By Caoilinn Goss
City College’s Faculty Union (AFT Local 2121) and many older adult students oppose Mayor London Breed and several city supervisors proposal to restore 17 of the 50 courses cut in November through partnership with non profits.
The proposal would allocate $216,000 annually from the city’s Dignity Fund to fund courses that serve an estimated 1,000 students.
Jenny Worley, president of AFT 2121, spoke out against what appears to be the defunding of public education in favor of private institutions.
“We have created these programs, we have the infrastructure and the experience to run them,” Worley told SF Weekly when Mayor Breed first announced the plan.
The courses would no longer be administered by the college, but by the individual non profits themselves, including Self Help for the Elderly, the Jewish Community Center, and YMCA Stonestown.
The proposal does not provide assurances for the faculty whose classes have been cut.
“The teachers are not being represented by a union, they don’t have a contract,” said Wynd Kaufmyn, Vice President of AFT 2121 and an engineering instructor at City College. “They’re going to have to buy their own liability insurance.

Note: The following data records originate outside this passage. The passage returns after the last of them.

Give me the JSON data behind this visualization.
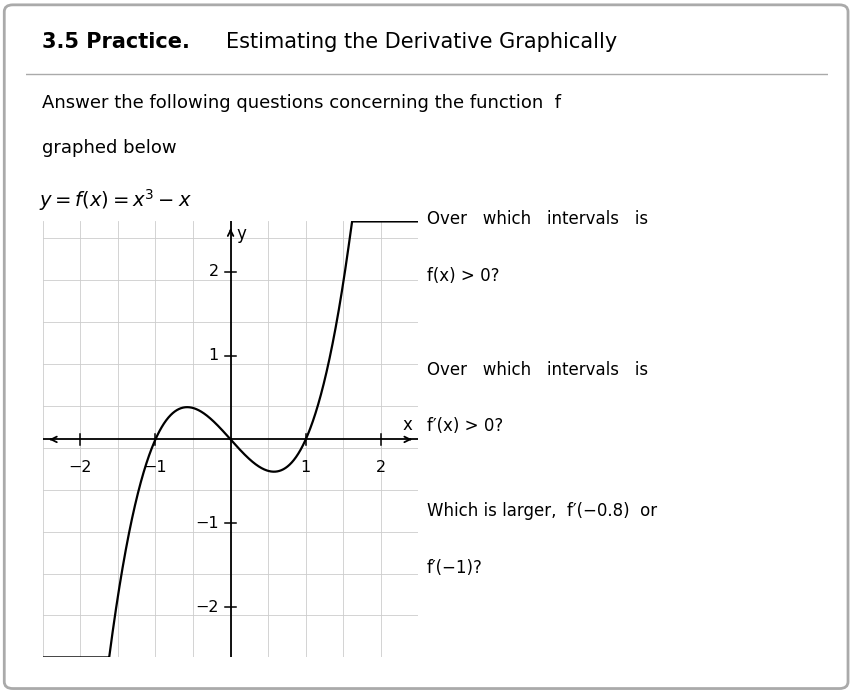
{
  "title_bold": "3.5 Practice.",
  "title_normal": "Estimating the Derivative Graphically",
  "intro_line1": "Answer the following questions concerning the function  f",
  "intro_line2": "graphed below",
  "equation": "$y = f(x) = x^3 - x$",
  "q1_line1": "Over   which   intervals   is",
  "q1_line2": "f(x) > 0?",
  "q2_line1": "Over   which   intervals   is",
  "q2_line2": "f′(x) > 0?",
  "q3_line1": "Which is larger,  f′(−0.8)  or",
  "q3_line2": "f′(−1)?",
  "x_label": "x",
  "y_label": "y",
  "xlim": [
    -2.5,
    2.5
  ],
  "ylim": [
    -2.6,
    2.6
  ],
  "xticks": [
    -2,
    -1,
    1,
    2
  ],
  "yticks": [
    -2,
    -1,
    1,
    2
  ],
  "bg_color": "#ffffff",
  "border_color": "#aaaaaa",
  "curve_color": "#000000",
  "grid_color": "#cccccc",
  "axis_color": "#000000",
  "font_color": "#000000",
  "grid_step": 0.5
}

They’re going to be making a lot less money and they’re not going to be accumulating toward their retirement. It’s just straight up union busting. It’s egregious.”
State Funding or Ageism?
To many, the restructuring indicates what Peter Warfield, an older adult student and vocal organizer with Equity for Older Students, described as a “tug of war over what City College is for.”
In December, Supervisor Shamann Walton proposed allocating $2.7 million from the city’s General to comprehensively restore all the cut classes, yet Chancellor Mark Rocha does not support that proposal, claiming that the class cuts are part of a longer term plan to reshape the college and promote higher graduation rates.

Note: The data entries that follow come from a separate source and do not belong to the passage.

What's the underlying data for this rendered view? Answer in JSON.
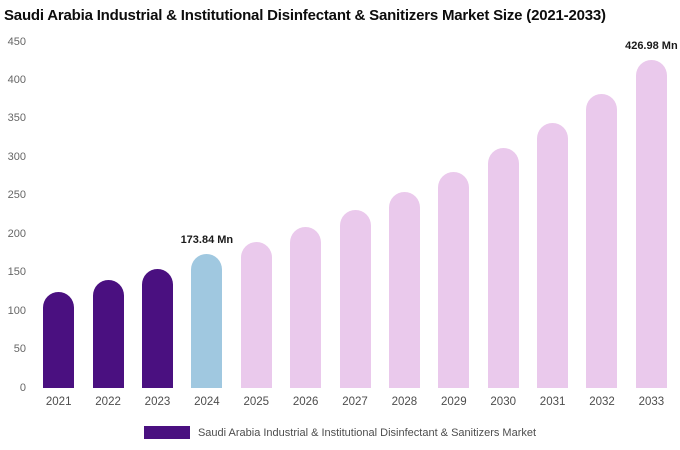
{
  "chart_data": {
    "type": "bar",
    "title": "Saudi Arabia Industrial & Institutional Disinfectant & Sanitizers Market Size (2021-2033)",
    "legend": "Saudi Arabia Industrial & Institutional Disinfectant & Sanitizers Market",
    "xlabel": "",
    "ylabel": "",
    "unit": "Mn",
    "ylim": [
      0,
      450
    ],
    "y_ticks": [
      0,
      50,
      100,
      150,
      200,
      250,
      300,
      350,
      400,
      450
    ],
    "grid": false,
    "legend_position": "bottom-center",
    "colors": {
      "historical": "#4a1080",
      "current": "#a0c8e0",
      "forecast": "#eac9ec"
    },
    "categories": [
      "2021",
      "2022",
      "2023",
      "2024",
      "2025",
      "2026",
      "2027",
      "2028",
      "2029",
      "2030",
      "2031",
      "2032",
      "2033"
    ],
    "points": [
      {
        "year": "2021",
        "value": 125,
        "segment": "historical"
      },
      {
        "year": "2022",
        "value": 140,
        "segment": "historical"
      },
      {
        "year": "2023",
        "value": 155,
        "segment": "historical"
      },
      {
        "year": "2024",
        "value": 173.84,
        "segment": "current",
        "label": "173.84 Mn"
      },
      {
        "year": "2025",
        "value": 190,
        "segment": "forecast"
      },
      {
        "year": "2026",
        "value": 210,
        "segment": "forecast"
      },
      {
        "year": "2027",
        "value": 231,
        "segment": "forecast"
      },
      {
        "year": "2028",
        "value": 255,
        "segment": "forecast"
      },
      {
        "year": "2029",
        "value": 281,
        "segment": "forecast"
      },
      {
        "year": "2030",
        "value": 312,
        "segment": "forecast"
      },
      {
        "year": "2031",
        "value": 345,
        "segment": "forecast"
      },
      {
        "year": "2032",
        "value": 383,
        "segment": "forecast"
      },
      {
        "year": "2033",
        "value": 426.98,
        "segment": "forecast",
        "label": "426.98 Mn"
      }
    ]
  }
}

“As a College, our number one priority is graduating students, especially students of color,” Rocha stated in a Dec. 16 SF Examiner letter to the editor. “We are here to ensure that our students can continue to take the classes they need to complete their degrees, transfer to four-year universities or complete their certificates for employment.”
Warfield believes this shift from a community resource to a junior college smacks of ageism.

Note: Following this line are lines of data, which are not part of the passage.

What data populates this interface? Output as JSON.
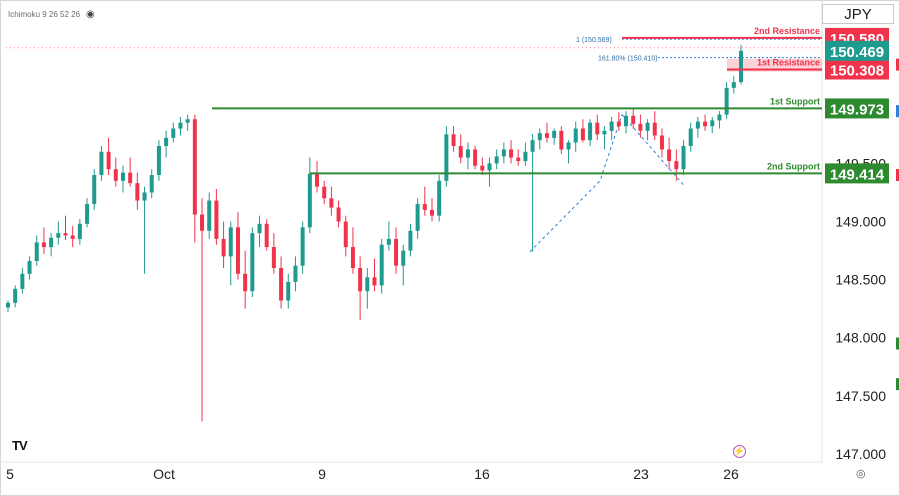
{
  "indicator": {
    "label": "Ichimoku 9 26 52 26",
    "eye_icon": "eye-icon"
  },
  "currency": "JPY",
  "logo": "TV",
  "colors": {
    "up": "#1f9a8e",
    "down": "#f0334b",
    "support": "#2d8a2f",
    "resistance": "#f0334b",
    "last": "#1f9a8e",
    "fib": "#2f7fd9"
  },
  "chart_data": {
    "type": "candlestick",
    "y_ticks": [
      150.5,
      150.0,
      149.5,
      149.0,
      148.5,
      148.0,
      147.5,
      147.0
    ],
    "x_tick_labels": [
      "5",
      "Oct",
      "9",
      "16",
      "23",
      "26"
    ],
    "ylim": [
      147.0,
      150.87
    ],
    "levels": [
      {
        "name": "2nd Resistance",
        "value": 150.58,
        "value_label": "150.580",
        "kind": "resistance"
      },
      {
        "name": "1st Resistance",
        "value": 150.308,
        "value_label": "150.308",
        "kind": "resistance"
      },
      {
        "name": "1st Support",
        "value": 149.973,
        "value_label": "149.973",
        "kind": "support"
      },
      {
        "name": "2nd Support",
        "value": 149.414,
        "value_label": "149.414",
        "kind": "support"
      }
    ],
    "last_price": {
      "value": 150.469,
      "value_label": "150.469"
    },
    "fib_labels": [
      {
        "text": "1 (150.569)",
        "value": 150.569
      },
      {
        "text": "161.80% (150.410)",
        "value": 150.41
      }
    ],
    "fib_lines": [
      [
        [
          530,
          148.74
        ],
        [
          600,
          149.35
        ],
        [
          622,
          149.92
        ]
      ],
      [
        [
          622,
          149.92
        ],
        [
          685,
          149.3
        ]
      ]
    ],
    "candles": [
      [
        148.26,
        148.32,
        148.22,
        148.3
      ],
      [
        148.3,
        148.45,
        148.26,
        148.42
      ],
      [
        148.42,
        148.6,
        148.38,
        148.55
      ],
      [
        148.55,
        148.7,
        148.5,
        148.66
      ],
      [
        148.66,
        148.88,
        148.62,
        148.82
      ],
      [
        148.82,
        148.95,
        148.72,
        148.78
      ],
      [
        148.78,
        148.9,
        148.7,
        148.86
      ],
      [
        148.86,
        149.0,
        148.8,
        148.9
      ],
      [
        148.9,
        149.05,
        148.84,
        148.88
      ],
      [
        148.88,
        148.96,
        148.78,
        148.85
      ],
      [
        148.85,
        149.02,
        148.8,
        148.98
      ],
      [
        148.98,
        149.2,
        148.95,
        149.15
      ],
      [
        149.15,
        149.45,
        149.1,
        149.4
      ],
      [
        149.4,
        149.65,
        149.35,
        149.6
      ],
      [
        149.6,
        149.72,
        149.4,
        149.45
      ],
      [
        149.45,
        149.55,
        149.3,
        149.35
      ],
      [
        149.35,
        149.48,
        149.25,
        149.42
      ],
      [
        149.42,
        149.55,
        149.3,
        149.33
      ],
      [
        149.33,
        149.42,
        149.1,
        149.18
      ],
      [
        149.18,
        149.3,
        148.55,
        149.25
      ],
      [
        149.25,
        149.45,
        149.2,
        149.4
      ],
      [
        149.4,
        149.7,
        149.35,
        149.65
      ],
      [
        149.65,
        149.78,
        149.55,
        149.72
      ],
      [
        149.72,
        149.85,
        149.68,
        149.8
      ],
      [
        149.8,
        149.9,
        149.74,
        149.85
      ],
      [
        149.85,
        149.92,
        149.78,
        149.88
      ],
      [
        149.88,
        149.92,
        148.82,
        149.06
      ],
      [
        149.06,
        149.2,
        147.28,
        148.92
      ],
      [
        148.92,
        149.25,
        148.85,
        149.18
      ],
      [
        149.18,
        149.28,
        148.8,
        148.85
      ],
      [
        148.85,
        149.0,
        148.6,
        148.7
      ],
      [
        148.7,
        149.0,
        148.45,
        148.95
      ],
      [
        148.95,
        149.08,
        148.5,
        148.55
      ],
      [
        148.55,
        148.75,
        148.25,
        148.4
      ],
      [
        148.4,
        148.95,
        148.35,
        148.9
      ],
      [
        148.9,
        149.05,
        148.78,
        148.98
      ],
      [
        148.98,
        149.02,
        148.75,
        148.78
      ],
      [
        148.78,
        148.9,
        148.55,
        148.6
      ],
      [
        148.6,
        148.7,
        148.25,
        148.32
      ],
      [
        148.32,
        148.55,
        148.25,
        148.48
      ],
      [
        148.48,
        148.7,
        148.4,
        148.62
      ],
      [
        148.62,
        149.0,
        148.55,
        148.95
      ],
      [
        148.95,
        149.55,
        148.9,
        149.41
      ],
      [
        149.41,
        149.52,
        149.25,
        149.3
      ],
      [
        149.3,
        149.35,
        149.15,
        149.2
      ],
      [
        149.2,
        149.3,
        149.05,
        149.12
      ],
      [
        149.12,
        149.18,
        148.95,
        149.0
      ],
      [
        149.0,
        149.05,
        148.7,
        148.78
      ],
      [
        148.78,
        148.95,
        148.55,
        148.6
      ],
      [
        148.6,
        148.7,
        148.15,
        148.4
      ],
      [
        148.4,
        148.6,
        148.25,
        148.52
      ],
      [
        148.52,
        148.68,
        148.4,
        148.45
      ],
      [
        148.45,
        148.85,
        148.38,
        148.8
      ],
      [
        148.8,
        149.0,
        148.75,
        148.85
      ],
      [
        148.85,
        148.95,
        148.55,
        148.62
      ],
      [
        148.62,
        148.8,
        148.45,
        148.75
      ],
      [
        148.75,
        148.98,
        148.7,
        148.92
      ],
      [
        148.92,
        149.2,
        148.85,
        149.15
      ],
      [
        149.15,
        149.3,
        149.05,
        149.1
      ],
      [
        149.1,
        149.2,
        149.0,
        149.05
      ],
      [
        149.05,
        149.4,
        149.0,
        149.35
      ],
      [
        149.35,
        149.82,
        149.3,
        149.75
      ],
      [
        149.75,
        149.82,
        149.6,
        149.65
      ],
      [
        149.65,
        149.75,
        149.5,
        149.55
      ],
      [
        149.55,
        149.68,
        149.45,
        149.62
      ],
      [
        149.62,
        149.65,
        149.45,
        149.48
      ],
      [
        149.48,
        149.55,
        149.4,
        149.44
      ],
      [
        149.44,
        149.55,
        149.3,
        149.5
      ],
      [
        149.5,
        149.62,
        149.45,
        149.56
      ],
      [
        149.56,
        149.68,
        149.5,
        149.62
      ],
      [
        149.62,
        149.7,
        149.5,
        149.55
      ],
      [
        149.55,
        149.62,
        149.48,
        149.52
      ],
      [
        149.52,
        149.68,
        149.48,
        149.6
      ],
      [
        149.6,
        149.75,
        148.74,
        149.7
      ],
      [
        149.7,
        149.8,
        149.62,
        149.76
      ],
      [
        149.76,
        149.85,
        149.68,
        149.72
      ],
      [
        149.72,
        149.8,
        149.66,
        149.78
      ],
      [
        149.78,
        149.82,
        149.58,
        149.62
      ],
      [
        149.62,
        149.7,
        149.5,
        149.68
      ],
      [
        149.68,
        149.86,
        149.6,
        149.8
      ],
      [
        149.8,
        149.88,
        149.68,
        149.7
      ],
      [
        149.7,
        149.88,
        149.65,
        149.85
      ],
      [
        149.85,
        149.92,
        149.7,
        149.75
      ],
      [
        149.75,
        149.82,
        149.62,
        149.78
      ],
      [
        149.78,
        149.9,
        149.7,
        149.86
      ],
      [
        149.86,
        149.94,
        149.78,
        149.82
      ],
      [
        149.82,
        149.95,
        149.76,
        149.91
      ],
      [
        149.91,
        149.98,
        149.8,
        149.84
      ],
      [
        149.84,
        149.92,
        149.72,
        149.78
      ],
      [
        149.78,
        149.88,
        149.7,
        149.85
      ],
      [
        149.85,
        149.95,
        149.7,
        149.74
      ],
      [
        149.74,
        149.8,
        149.55,
        149.62
      ],
      [
        149.62,
        149.72,
        149.45,
        149.52
      ],
      [
        149.52,
        149.62,
        149.35,
        149.45
      ],
      [
        149.45,
        149.7,
        149.4,
        149.65
      ],
      [
        149.65,
        149.85,
        149.6,
        149.8
      ],
      [
        149.8,
        149.9,
        149.72,
        149.86
      ],
      [
        149.86,
        149.92,
        149.78,
        149.82
      ],
      [
        149.82,
        149.9,
        149.76,
        149.87
      ],
      [
        149.87,
        149.95,
        149.8,
        149.92
      ],
      [
        149.92,
        150.2,
        149.88,
        150.15
      ],
      [
        150.15,
        150.25,
        150.1,
        150.2
      ],
      [
        150.2,
        150.52,
        150.18,
        150.469
      ]
    ]
  }
}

“The Chancellor is appearing to pit the older adults wanting their classes to continue against young students of color needing to graduate,” Warfield said. “To set one group against another is a really ugly thing to suggest.”
Kaufmyn pointed to a larger systemic reason for the Chancellor’s prioritization of degree-seeking students.
“This is coming down from the state. It’s the so-called Student Centered Funding Formula. This formula is different than the previous type of funding, which was really just based on enrollments. But now, they’re also going to consider how many people are graduating, how many certificates we get, and there’s other metrics that really disadvantage an urban, diverse community college,” Kaufmyn said.
The Student Centered Funding Formula passed in the summer of 2018 and has resulted in budget slashes for community colleges across the state.
“We as a community college have a much broader mission than that, and the state’s not going to fund it,” Kaufmyn said. “We need the city to fund it.”